She smiled unrepentantly.
He scowled and jerked his chin toward the door.
She turned to go, her steps graceful despite the clunky boots she wore. Shaking his head, he rose from the desk and approached the sigil. He stepped over the lines to the section he’d been working on and crouched beside the bowl of Raphael’s blood, picking up the paintbrush.
Suyin stopped at the door. “When’s tonight?”
He glanced back with a frown.
“I don’t understand how time passes here. Will it be dark out or do you mean in eight hours or so?”
“In eight hours.”
“But it won’t be night. So why would you—”
“In Hell, days are twice as long as on Earth, and nights are three times as long. But we track the passage of time the same way humans do.”
“But …” She scrunched up her face. “That’s so confusing? Why?”
He shot her a look. “Because in Hell, as on Earth, everything revolves around precious humanity. Now go, and don’t come back until eight hours have passed.”
The witch narrowed her eyes at him before finally slipping through the door. He didn’t move, listening to her footsteps until they faded away.
He looked back at the sigil. The prospect of working didn’t fill him with burning ambition and obsession as it always did. In fact, as he went back to repainting the lines, he barely paid attention to what he was doing.
Instead, he started planning how he would teach Suyin about her father’s work and whatever else she wanted to know. He’d never had a student before. The idea of passing on his knowledge had never occurred to him, but now that it had, he was oddly fixated on it.
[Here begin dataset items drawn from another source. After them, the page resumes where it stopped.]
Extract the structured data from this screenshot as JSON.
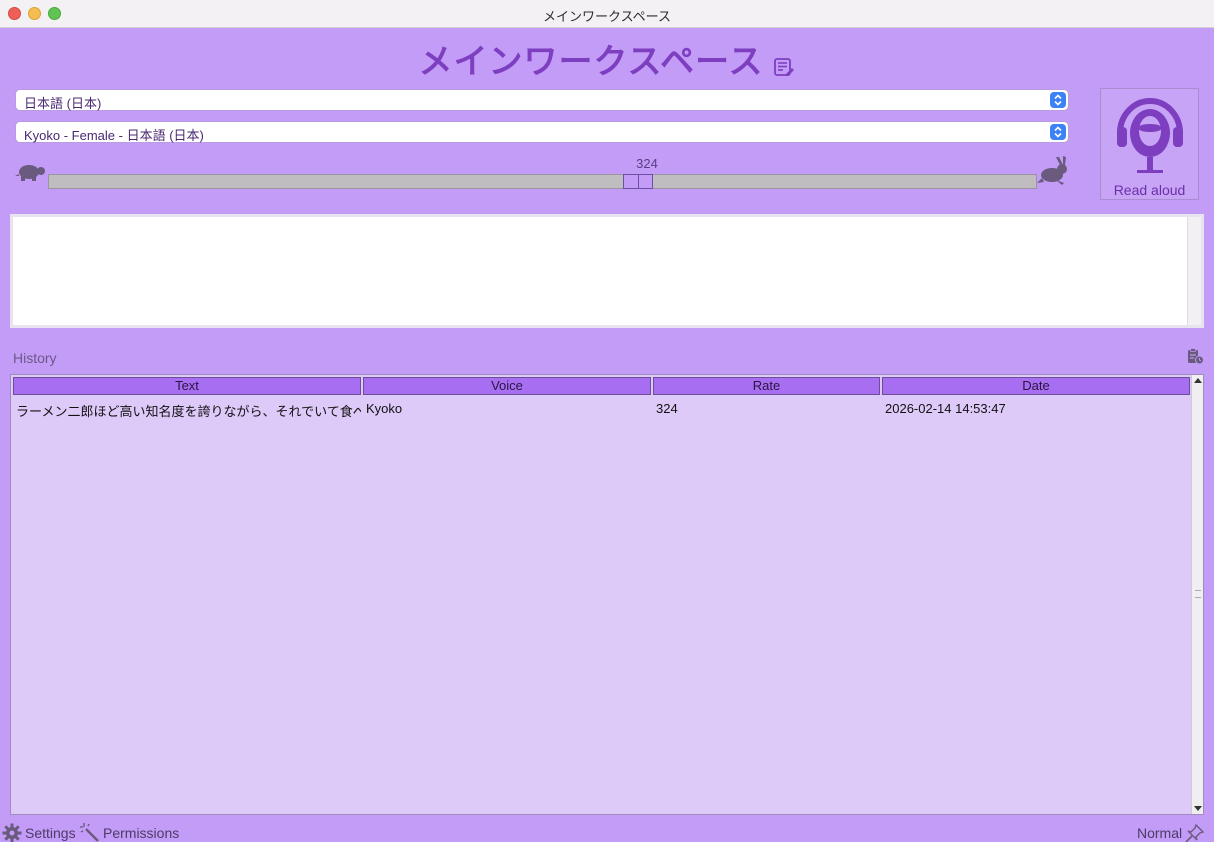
{
  "window": {
    "title": "メインワークスペース"
  },
  "header": {
    "title": "メインワークスペース",
    "icon": "note-edit-icon"
  },
  "language_select": {
    "value": "日本語 (日本)"
  },
  "voice_select": {
    "value": "Kyoko - Female - 日本語 (日本)"
  },
  "rate": {
    "value": "324",
    "fraction": 0.6
  },
  "read_button": {
    "label": "Read aloud",
    "icon": "speaker-head-icon"
  },
  "text_input": {
    "value": ""
  },
  "history": {
    "label": "History",
    "columns": [
      "Text",
      "Voice",
      "Rate",
      "Date"
    ],
    "rows": [
      {
        "text": "ラーメン二郎ほど高い知名度を誇りながら、それでいて食べる人",
        "voice": "Kyoko",
        "rate": "324",
        "date": "2026-02-14 14:53:47"
      }
    ]
  },
  "footer": {
    "settings": "Settings",
    "permissions": "Permissions",
    "mode": "Normal"
  },
  "colors": {
    "background": "#c39cf7",
    "accent": "#7d3fc0",
    "header_cell": "#a86ef2",
    "table_bg": "#decaf9"
  }
}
Gamigin’s book was arguably one of the most important works in history, and as far as he knew, he was the only one alive who’d read and interpreted it correctly. He knew Heaven had been trying to get their hands on it, but he’d thus far thwarted their efforts.
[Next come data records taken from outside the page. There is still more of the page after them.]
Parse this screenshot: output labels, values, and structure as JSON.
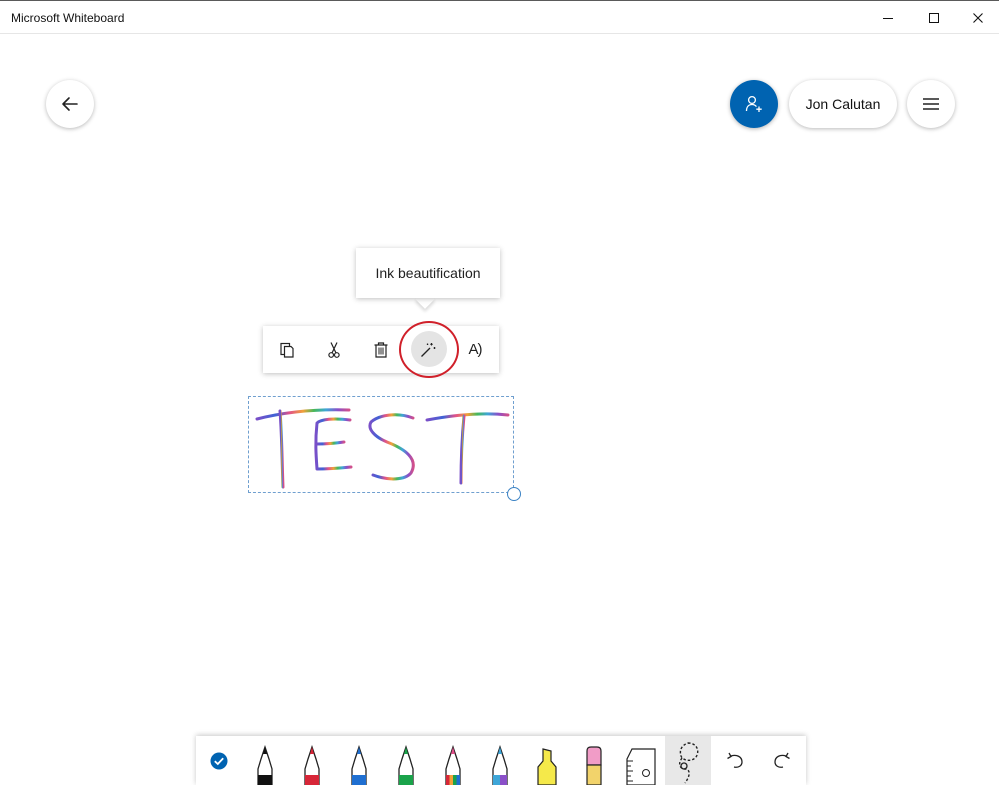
{
  "window": {
    "title": "Microsoft Whiteboard"
  },
  "header": {
    "user_name": "Jon Calutan",
    "accent_color": "#0063b1"
  },
  "selection_menu": {
    "tooltip": "Ink beautification",
    "text_to_speech_label": "A)",
    "items": [
      "copy-icon",
      "cut-icon",
      "delete-icon",
      "ink-beautification-icon",
      "read-aloud-icon"
    ],
    "highlighted": "ink-beautification"
  },
  "canvas": {
    "ink_text": "TEST"
  },
  "toolbar": {
    "tools": [
      "done",
      "black-pen",
      "red-pen",
      "blue-pen",
      "green-pen",
      "rainbow-pen",
      "galaxy-pen",
      "highlighter",
      "eraser",
      "ruler",
      "lasso-select",
      "undo",
      "redo"
    ],
    "selected_tool": "lasso-select",
    "pen_colors": {
      "black": "#111111",
      "red": "#d72638",
      "blue": "#1f6fd1",
      "green": "#1aa34a",
      "highlighter": "#f5e94a",
      "eraser": "#f19cc7"
    }
  }
}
He liked the idea of teaching Suyin what he’d learned. It would be a legacy of sorts.
You really are losing your mind.
“Don’t start with me,” he mumbled.
Legacies are human concepts. Perhaps you only hate humans because you wish you were one. Imitation is the highest form of flattery, as they say. And you’ve sure spent a lot of time pretending to be civil and humanlike since your little guest arrived.
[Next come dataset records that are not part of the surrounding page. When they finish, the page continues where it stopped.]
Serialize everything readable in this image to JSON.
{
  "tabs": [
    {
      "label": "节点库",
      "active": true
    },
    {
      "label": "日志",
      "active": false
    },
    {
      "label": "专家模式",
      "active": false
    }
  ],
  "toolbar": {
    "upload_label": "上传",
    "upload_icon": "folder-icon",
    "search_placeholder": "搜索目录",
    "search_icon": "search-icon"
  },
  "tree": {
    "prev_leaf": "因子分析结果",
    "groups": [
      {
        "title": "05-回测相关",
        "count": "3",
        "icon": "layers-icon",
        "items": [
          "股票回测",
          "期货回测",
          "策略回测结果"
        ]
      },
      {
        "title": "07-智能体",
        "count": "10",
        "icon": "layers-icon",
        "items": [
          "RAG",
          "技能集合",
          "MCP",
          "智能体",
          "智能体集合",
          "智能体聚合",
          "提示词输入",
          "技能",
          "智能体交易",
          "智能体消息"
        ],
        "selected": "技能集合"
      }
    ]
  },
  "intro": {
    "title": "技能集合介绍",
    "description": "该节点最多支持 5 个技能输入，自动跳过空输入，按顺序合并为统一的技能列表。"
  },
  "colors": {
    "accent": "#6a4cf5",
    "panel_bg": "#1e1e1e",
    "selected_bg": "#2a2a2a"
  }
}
“I said,don’t,” he snapped. “I don’t have time for this right now.”
You should fuck her, his mental voice whispered, doing a complete one-eighty.
He groaned. This was the last thing he needed.
Pin her down, chain her up so she can’t move, and then fuck her until she screams your name.
His groan was for a different reason now as his head suddenly filled with erotic images.
Then he blinked and looked at what he was painting. His hand had been unsteady, and the line was the furthest thing from straight.
“For fuck’s sake.” Any mistake in a sigil this powerful had the ability to render the entire thing useless, or worse, create some catastrophic side effect. Where was his mind today?
In the gutter, that’s where. And if you don’t get it out, you’re going to fail, and Lucifer will find and kill you, and then you’ll be dead, and you’ll never—
“You’re either berating me for being distracted or telling me to fuck the witch. You can’t have both. Which is it?”
His inner voice went suspiciously quiet.
Rolling his eyes, he dropped his paintbrush back into the bowl and stormed off to get a rag. The lines of each symbol had to be done without interruption. He’d need to repaint the entire section.